Of the 2.26 million net new jobs created in 2018 in the Labor Department’s establishment survey, 1.42 million (63 percent) went to women. The result is that over the course of the year, the employment-population ratio (EPOP) rose 0.8 percentage points for women, compared with 0.4 percentage points for men.
Prime-age EPOP is 79.7 percent as of November 2018, exactly what it was in December 2007 before the Great Recession hit. But the labor market looks a little different. Prime-age male EPOP is down 0.8 percentage points, whereas prime-age female EPOP is up 0.7 percentage points.
What explains the divergent trends in male and female employment? There are likely four driving forces.
- The first is the increase in the average age of first-time moms. The surge in employment among younger women likely reflects that women are increasingly focusing on their careers in their 20’s and early 30’s and starting families later.
- The second is tremendous employment growth in female-dominated occupations. Of the 15 million net jobs created between December 2007 and November 2018, more than a quarter were in the health care and social assistance sector. As of 2017, women made up the majority of employees in health diagnosing and treating occupations (74.4 percent), health technologist and technician occupations (77.4 percent), and health care support occupations (86.5 percent).
- The third is the increase in the female share of total employment in other growing occupations, such as transportation. Rideshare apps appear to have opened driving occupations to women like never before: Traditionally, only 1 percent of New York cabbies have been women, but about 14 percent of Uber drivers, 30 percent of Lyft drivers and 40 percent of Sidecar drivers are women.
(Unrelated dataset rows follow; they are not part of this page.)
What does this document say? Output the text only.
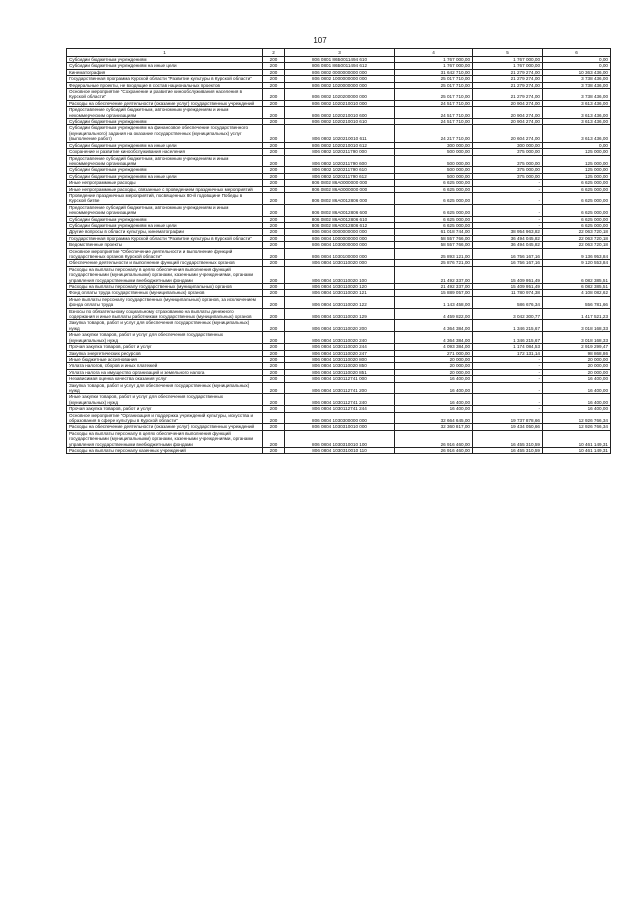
107
1	2	3	4	5	6
Субсидии бюджетным учреждениям	200	806 0801 86Б0011494 610	1 767 000,00	1 767 000,00	0,00
Субсидии бюджетным учреждениям на иные цели	200	806 0801 86Б0011494 612	1 767 000,00	1 767 000,00	0,00
Кинематография	200	806 0802 0000000000 000	31 642 710,00	21 279 274,00	10 363 436,00
Государственная программа Курской области "Развитие культуры в Курской области"	200	806 0802 1000000000 000	25 017 710,00	21 279 274,00	3 738 436,00
Федеральные проекты, не входящие в состав национальных проектов	200	806 0802 1020000000 000	25 017 710,00	21 279 274,00	3 738 436,00
Основное мероприятие "Сохранение и развитие кинообслуживания населения в Курской области"	200	806 0802 1020200000 000	25 017 710,00	21 279 274,00	3 738 436,00
Расходы на обеспечение деятельности (оказание услуг) государственных учреждений	200	806 0802 1020210010 000	24 517 710,00	20 904 274,00	3 613 436,00
Предоставление субсидий бюджетным, автономным учреждениям и иным некоммерческим организациям	200	806 0802 1020210010 600	24 517 710,00	20 904 274,00	3 613 436,00
Субсидии бюджетным учреждениям	200	806 0802 1020210010 610	24 517 710,00	20 904 274,00	3 613 436,00
Субсидии бюджетным учреждениям на финансовое обеспечение государственного (муниципального) задания на оказание государственных (муниципальных) услуг (выполнение работ)	200	806 0802 1020210010 611	24 217 710,00	20 604 274,00	3 613 436,00
Субсидии бюджетным учреждениям на иные цели	200	806 0802 1020210010 612	300 000,00	300 000,00	0,00
Сохранение и развитие кинообслуживания населения	200	806 0802 1020211790 000	500 000,00	375 000,00	125 000,00
Предоставление субсидий бюджетным, автономным учреждениям и иным некоммерческим организациям	200	806 0802 1020211790 600	500 000,00	375 000,00	125 000,00
Субсидии бюджетным учреждениям	200	806 0802 1020211790 610	500 000,00	375 000,00	125 000,00
Субсидии бюджетным учреждениям на иные цели	200	806 0802 1020211790 612	500 000,00	375 000,00	125 000,00
Иные непрограммные расходы	200	806 0802 86А0000000 000	6 625 000,00	-	6 625 000,00
Иные непрограммные расходы, связанные с проведением праздничных мероприятий	200	806 0802 86А0000000 000	6 625 000,00	-	6 625 000,00
Проведение праздничных мероприятий, посвященных 80-й годовщине Победы в Курской битве	200	806 0802 86А0012806 000	6 625 000,00	-	6 625 000,00
Предоставление субсидий бюджетным, автономным учреждениям и иным некоммерческим организациям	200	806 0802 86А0012806 600	6 625 000,00	-	6 625 000,00
Субсидии бюджетным учреждениям	200	806 0802 86А0012806 610	6 625 000,00	-	6 625 000,00
Субсидии бюджетным учреждениям на иные цели	200	806 0802 86А0012806 612	6 625 000,00	-	6 625 000,00
Другие вопросы в области культуры, кинематографии	200	806 0804 0000000000 000	61 018 744,00	38 954 963,82	22 063 720,18
Государственная программа Курской области "Развитие культуры в Курской области"	200	806 0804 1000000000 000	58 557 766,00	36 494 045,82	22 063 720,18
Ведомственные проекты	200	806 0804 1030000000 000	58 557 766,00	36 494 045,82	22 063 720,18
Основное мероприятие "Обеспечение деятельности и выполнение функций государственных органов Курской области"	200	806 0804 1030100000 000	25 893 121,00	16 756 167,16	9 136 953,84
Обеспечение деятельности и выполнение функций государственных органов	200	806 0804 1030110020 000	25 876 721,00	16 756 167,16	9 120 553,84
Расходы на выплаты персоналу в целях обеспечения выполнения функций государственными (муниципальными) органами, казенными учреждениями, органами управления государственными внебюджетными фондами	200	806 0804 1030110020 100	21 492 337,00	15 409 951,49	6 082 385,51
Расходы на выплаты персоналу государственных (муниципальных) органов	200	806 0804 1030110020 120	21 492 337,00	15 409 951,49	6 082 385,51
Фонд оплаты труда государственных (муниципальных) органов	200	806 0804 1030110020 121	15 889 057,00	11 780 974,38	4 108 082,62
Иные выплаты персоналу государственных (муниципальных) органов, за исключением фонда оплаты труда	200	806 0804 1030110020 122	1 143 458,00	586 676,34	556 781,66
Взносы по обязательному социальному страхованию на выплаты денежного содержания и иные выплаты работникам государственных (муниципальных) органов	200	806 0804 1030110020 129	4 459 822,00	3 042 300,77	1 417 521,23
Закупка товаров, работ и услуг для обеспечения государственных (муниципальных) нужд	200	806 0804 1030110020 200	4 364 384,00	1 346 215,67	3 018 168,33
Иные закупки товаров, работ и услуг для обеспечения государственных (муниципальных) нужд	200	806 0804 1030110020 240	4 364 384,00	1 346 215,67	3 018 168,33
Прочая закупка товаров, работ и услуг	200	806 0804 1030110020 244	4 093 384,00	1 174 084,53	2 919 299,47
Закупка энергетических ресурсов	200	806 0804 1030110020 247	271 000,00	172 131,14	98 868,86
Иные бюджетные ассигнования	200	806 0804 1030110020 800	20 000,00	-	20 000,00
Уплата налогов, сборов и иных платежей	200	806 0804 1030110020 850	20 000,00	-	20 000,00
Уплата налога на имущество организаций и земельного налога	200	806 0804 1030110020 851	20 000,00	-	20 000,00
Независимая оценка качества оказания услуг	200	806 0804 1030112741 000	16 400,00	-	16 400,00
Закупка товаров, работ и услуг для обеспечения государственных (муниципальных) нужд	200	806 0804 1030112741 200	16 400,00	-	16 400,00
Иные закупки товаров, работ и услуг для обеспечения государственных (муниципальных) нужд	200	806 0804 1030112741 240	16 400,00	-	16 400,00
Прочая закупка товаров, работ и услуг	200	806 0804 1030112741 244	16 400,00	-	16 400,00
Основное мероприятие "Организация и поддержка учреждений культуры, искусства и образования в сфере культуры в Курской области"	200	806 0804 1030300000 000	32 664 645,00	19 737 878,66	12 926 766,34
Расходы на обеспечение деятельности (оказание услуг) государственных учреждений	200	806 0804 1030310010 000	32 360 817,00	19 434 050,66	12 926 766,34
Расходы на выплаты персоналу в целях обеспечения выполнения функций государственными (муниципальными) органами, казенными учреждениями, органами управления государственными внебюджетными фондами	200	806 0804 1030310010 100	26 916 460,00	16 455 310,59	10 461 149,31
Расходы на выплаты персоналу казенных учреждений	200	806 0804 1030310010 110	26 916 460,00	16 455 310,59	10 461 149,31
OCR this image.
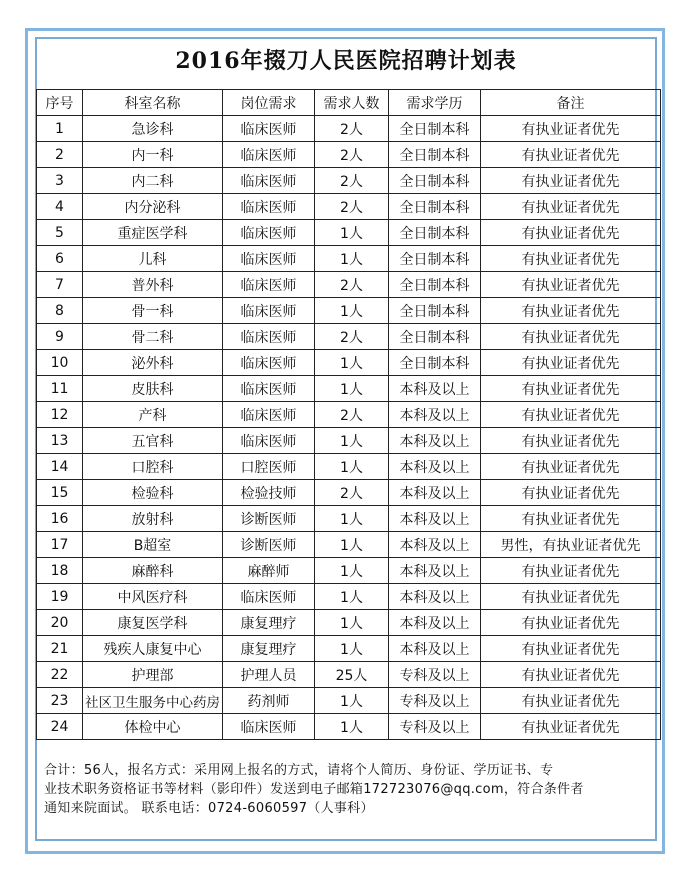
2016年掇刀人民医院招聘计划表
序号	科室名称	岗位需求	需求人数	需求学历	备注
1	急诊科	临床医师	2人	全日制本科	有执业证者优先
2	内一科	临床医师	2人	全日制本科	有执业证者优先
3	内二科	临床医师	2人	全日制本科	有执业证者优先
4	内分泌科	临床医师	2人	全日制本科	有执业证者优先
5	重症医学科	临床医师	1人	全日制本科	有执业证者优先
6	儿科	临床医师	1人	全日制本科	有执业证者优先
7	普外科	临床医师	2人	全日制本科	有执业证者优先
8	骨一科	临床医师	1人	全日制本科	有执业证者优先
9	骨二科	临床医师	2人	全日制本科	有执业证者优先
10	泌外科	临床医师	1人	全日制本科	有执业证者优先
11	皮肤科	临床医师	1人	本科及以上	有执业证者优先
12	产科	临床医师	2人	本科及以上	有执业证者优先
13	五官科	临床医师	1人	本科及以上	有执业证者优先
14	口腔科	口腔医师	1人	本科及以上	有执业证者优先
15	检验科	检验技师	2人	本科及以上	有执业证者优先
16	放射科	诊断医师	1人	本科及以上	有执业证者优先
17	B超室	诊断医师	1人	本科及以上	男性，有执业证者优先
18	麻醉科	麻醉师	1人	本科及以上	有执业证者优先
19	中风医疗科	临床医师	1人	本科及以上	有执业证者优先
20	康复医学科	康复理疗	1人	本科及以上	有执业证者优先
21	残疾人康复中心	康复理疗	1人	本科及以上	有执业证者优先
22	护理部	护理人员	25人	专科及以上	有执业证者优先
23	社区卫生服务中心药房	药剂师	1人	专科及以上	有执业证者优先
24	体检中心	临床医师	1人	专科及以上	有执业证者优先
合计：56人，报名方式：采用网上报名的方式，请将个人简历、身份证、学历证书、专
业技术职务资格证书等材料（影印件）发送到电子邮箱172723076@qq.com，符合条件者
通知来院面试。 联系电话：0724-6060597（人事科）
- The fourth is that women outnumber men in colleges and grad schools. Women earned the majority of doctoral degrees in 2017 for the ninth straight year, and they outnumber men in grad school by 137 to 100, according to the Council of Graduate Schools. Women earned a majority of doctoral degrees in 7 of 11 fields tracked by the Council of Graduate Schools, including biology, health and medical sciences. Women have earned more bachelor’s degrees than men since 1982, and they have increased their share of the total each year since.